Google (GOOG, GOOGL) has shut down its Translate app for China, ending one of the few remaining products the tech giant still operates in the world’s second-largest economy. Mainland Chinese users are now shown a static image of a generic Google search bar, as well as a link to the company’s Hong Kong-based domain, which is blocked for mainland Chinese users. The abrupt suspension adds even more bricks to China’s Great Firewall and disrupted some Chinese apps that relied on Google for translation.

Backdrop: Google first entered the Chinese market in 2006 with a version of its search engine that was subject to government censorship. The engine was pulled in 2010 following state-sponsored hacks and government-ordered blocks in response to YouTube clips showing Chinese security forces clashing with Tibetans. In 2018, Google briefly entertained the idea of relaunching Google Search in China as part of a project code-named Dragonfly – which would have censored results and location data – but the plan was abandoned following an uproar at the company and backlash from politicians.

“We are discontinuing Google Translate in mainland China due to low usage,” Google said in a statement, though recent figures may show otherwise. According to web analytics platform Similarweb, the page notched 53.5M visits from desktop and mobile users combined in August, while growing at a 30% pace over each of the previous two months.

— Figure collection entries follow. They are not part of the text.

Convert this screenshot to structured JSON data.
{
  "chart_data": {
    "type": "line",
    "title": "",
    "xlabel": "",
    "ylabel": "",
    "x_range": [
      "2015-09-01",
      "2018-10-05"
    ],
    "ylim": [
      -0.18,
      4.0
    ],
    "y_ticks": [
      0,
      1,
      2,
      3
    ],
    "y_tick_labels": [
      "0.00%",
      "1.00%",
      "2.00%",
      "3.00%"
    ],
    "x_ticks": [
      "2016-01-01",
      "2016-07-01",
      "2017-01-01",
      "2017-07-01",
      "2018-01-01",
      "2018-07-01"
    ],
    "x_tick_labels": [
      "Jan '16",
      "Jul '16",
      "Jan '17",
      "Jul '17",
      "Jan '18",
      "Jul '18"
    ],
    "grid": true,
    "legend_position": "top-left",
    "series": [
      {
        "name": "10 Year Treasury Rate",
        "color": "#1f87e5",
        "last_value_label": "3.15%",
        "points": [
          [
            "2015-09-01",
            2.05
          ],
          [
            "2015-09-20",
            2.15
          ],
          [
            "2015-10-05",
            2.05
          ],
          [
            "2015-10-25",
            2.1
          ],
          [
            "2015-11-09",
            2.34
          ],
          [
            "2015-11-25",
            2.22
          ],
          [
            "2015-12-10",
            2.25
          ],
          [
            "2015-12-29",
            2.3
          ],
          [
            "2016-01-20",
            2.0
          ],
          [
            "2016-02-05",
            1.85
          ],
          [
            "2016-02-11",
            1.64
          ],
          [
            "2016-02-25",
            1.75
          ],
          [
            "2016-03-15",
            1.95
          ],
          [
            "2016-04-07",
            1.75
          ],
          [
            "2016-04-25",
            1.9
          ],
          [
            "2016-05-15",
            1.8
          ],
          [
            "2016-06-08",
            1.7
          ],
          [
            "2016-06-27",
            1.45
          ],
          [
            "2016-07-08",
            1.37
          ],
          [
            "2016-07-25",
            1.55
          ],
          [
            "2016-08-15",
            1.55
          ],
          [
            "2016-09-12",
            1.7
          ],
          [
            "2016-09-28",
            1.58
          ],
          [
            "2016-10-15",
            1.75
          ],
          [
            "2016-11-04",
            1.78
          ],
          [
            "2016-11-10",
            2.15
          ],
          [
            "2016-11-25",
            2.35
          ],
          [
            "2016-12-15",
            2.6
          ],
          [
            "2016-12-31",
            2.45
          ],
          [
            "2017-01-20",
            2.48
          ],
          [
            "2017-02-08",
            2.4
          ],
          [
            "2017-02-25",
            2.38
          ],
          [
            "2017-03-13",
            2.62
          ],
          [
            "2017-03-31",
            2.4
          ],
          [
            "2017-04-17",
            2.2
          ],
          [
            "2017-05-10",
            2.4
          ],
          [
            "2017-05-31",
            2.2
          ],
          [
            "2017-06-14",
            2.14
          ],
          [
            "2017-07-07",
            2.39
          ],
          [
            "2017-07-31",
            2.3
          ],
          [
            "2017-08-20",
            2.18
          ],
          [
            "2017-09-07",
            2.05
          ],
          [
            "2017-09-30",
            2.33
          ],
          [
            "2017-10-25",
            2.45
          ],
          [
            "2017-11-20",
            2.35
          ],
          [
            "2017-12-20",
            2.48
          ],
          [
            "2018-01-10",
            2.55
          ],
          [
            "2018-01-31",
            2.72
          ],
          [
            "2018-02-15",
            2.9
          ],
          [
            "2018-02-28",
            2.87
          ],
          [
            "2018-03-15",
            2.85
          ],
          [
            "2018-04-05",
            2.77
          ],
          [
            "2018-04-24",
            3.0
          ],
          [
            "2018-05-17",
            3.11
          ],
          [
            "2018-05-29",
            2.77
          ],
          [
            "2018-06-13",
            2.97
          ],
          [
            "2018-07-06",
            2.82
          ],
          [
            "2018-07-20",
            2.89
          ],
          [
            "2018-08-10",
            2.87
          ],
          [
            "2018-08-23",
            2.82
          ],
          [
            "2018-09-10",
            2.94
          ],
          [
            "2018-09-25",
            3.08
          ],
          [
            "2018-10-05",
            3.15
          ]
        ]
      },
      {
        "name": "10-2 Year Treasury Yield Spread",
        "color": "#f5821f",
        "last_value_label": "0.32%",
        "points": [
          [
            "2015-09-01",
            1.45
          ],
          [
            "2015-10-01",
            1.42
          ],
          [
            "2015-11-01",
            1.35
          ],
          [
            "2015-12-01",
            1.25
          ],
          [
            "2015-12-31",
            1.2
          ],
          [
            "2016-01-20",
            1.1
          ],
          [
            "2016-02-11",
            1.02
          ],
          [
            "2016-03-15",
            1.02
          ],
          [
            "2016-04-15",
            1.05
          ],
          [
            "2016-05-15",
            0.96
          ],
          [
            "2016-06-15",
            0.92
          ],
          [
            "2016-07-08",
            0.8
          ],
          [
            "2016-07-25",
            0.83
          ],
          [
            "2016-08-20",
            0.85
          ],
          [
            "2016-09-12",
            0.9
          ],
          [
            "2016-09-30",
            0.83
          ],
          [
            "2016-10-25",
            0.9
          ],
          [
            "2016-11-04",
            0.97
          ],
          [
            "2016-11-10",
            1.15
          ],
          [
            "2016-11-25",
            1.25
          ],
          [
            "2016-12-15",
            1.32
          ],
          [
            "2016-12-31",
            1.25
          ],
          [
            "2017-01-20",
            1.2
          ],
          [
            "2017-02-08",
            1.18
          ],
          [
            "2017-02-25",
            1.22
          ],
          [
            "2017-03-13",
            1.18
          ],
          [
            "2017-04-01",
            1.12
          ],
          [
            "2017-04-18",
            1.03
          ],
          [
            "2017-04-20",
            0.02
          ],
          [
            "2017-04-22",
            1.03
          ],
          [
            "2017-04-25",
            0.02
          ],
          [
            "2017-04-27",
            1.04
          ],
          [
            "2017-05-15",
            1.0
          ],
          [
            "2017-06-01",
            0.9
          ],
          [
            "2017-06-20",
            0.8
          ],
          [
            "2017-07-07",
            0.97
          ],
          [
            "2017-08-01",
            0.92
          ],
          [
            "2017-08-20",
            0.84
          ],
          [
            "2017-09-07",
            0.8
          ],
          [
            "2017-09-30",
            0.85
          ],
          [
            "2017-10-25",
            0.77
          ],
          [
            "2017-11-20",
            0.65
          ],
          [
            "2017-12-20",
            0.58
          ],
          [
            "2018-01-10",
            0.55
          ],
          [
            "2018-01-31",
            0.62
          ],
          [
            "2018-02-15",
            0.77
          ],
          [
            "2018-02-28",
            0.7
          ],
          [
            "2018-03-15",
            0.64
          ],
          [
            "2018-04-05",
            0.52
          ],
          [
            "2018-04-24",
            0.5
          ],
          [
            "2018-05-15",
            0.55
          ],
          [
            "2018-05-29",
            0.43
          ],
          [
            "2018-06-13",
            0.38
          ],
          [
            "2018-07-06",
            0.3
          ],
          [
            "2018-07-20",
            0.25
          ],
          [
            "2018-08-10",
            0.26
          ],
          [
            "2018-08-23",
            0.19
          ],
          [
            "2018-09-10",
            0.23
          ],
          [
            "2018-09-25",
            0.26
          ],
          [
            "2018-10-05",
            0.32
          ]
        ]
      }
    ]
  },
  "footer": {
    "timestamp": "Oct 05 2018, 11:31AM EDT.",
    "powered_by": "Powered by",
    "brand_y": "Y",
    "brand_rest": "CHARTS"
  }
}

Go deeper: Many U.S. businesses have shuttered their services in China over the past year, as they get caught in the middle of tech tensions between Washington and Beijing. Companies like Amazon (NASDAQ:AMZN) and Airbnb (NASDAQ:ABNB) have closed their local operations, while others like LinkedIn (NASDAQ:MSFT) have sought to comply with new internet regulations by removing the social feed from its China platform. Domestic competitors, such as Baidu (NASDAQ:BIDU) and Tencent (OTCPK:TCEHY), have benefited in the wake of their exits, and have dominated the Chinese internet landscape from search and translation to social media and gaming.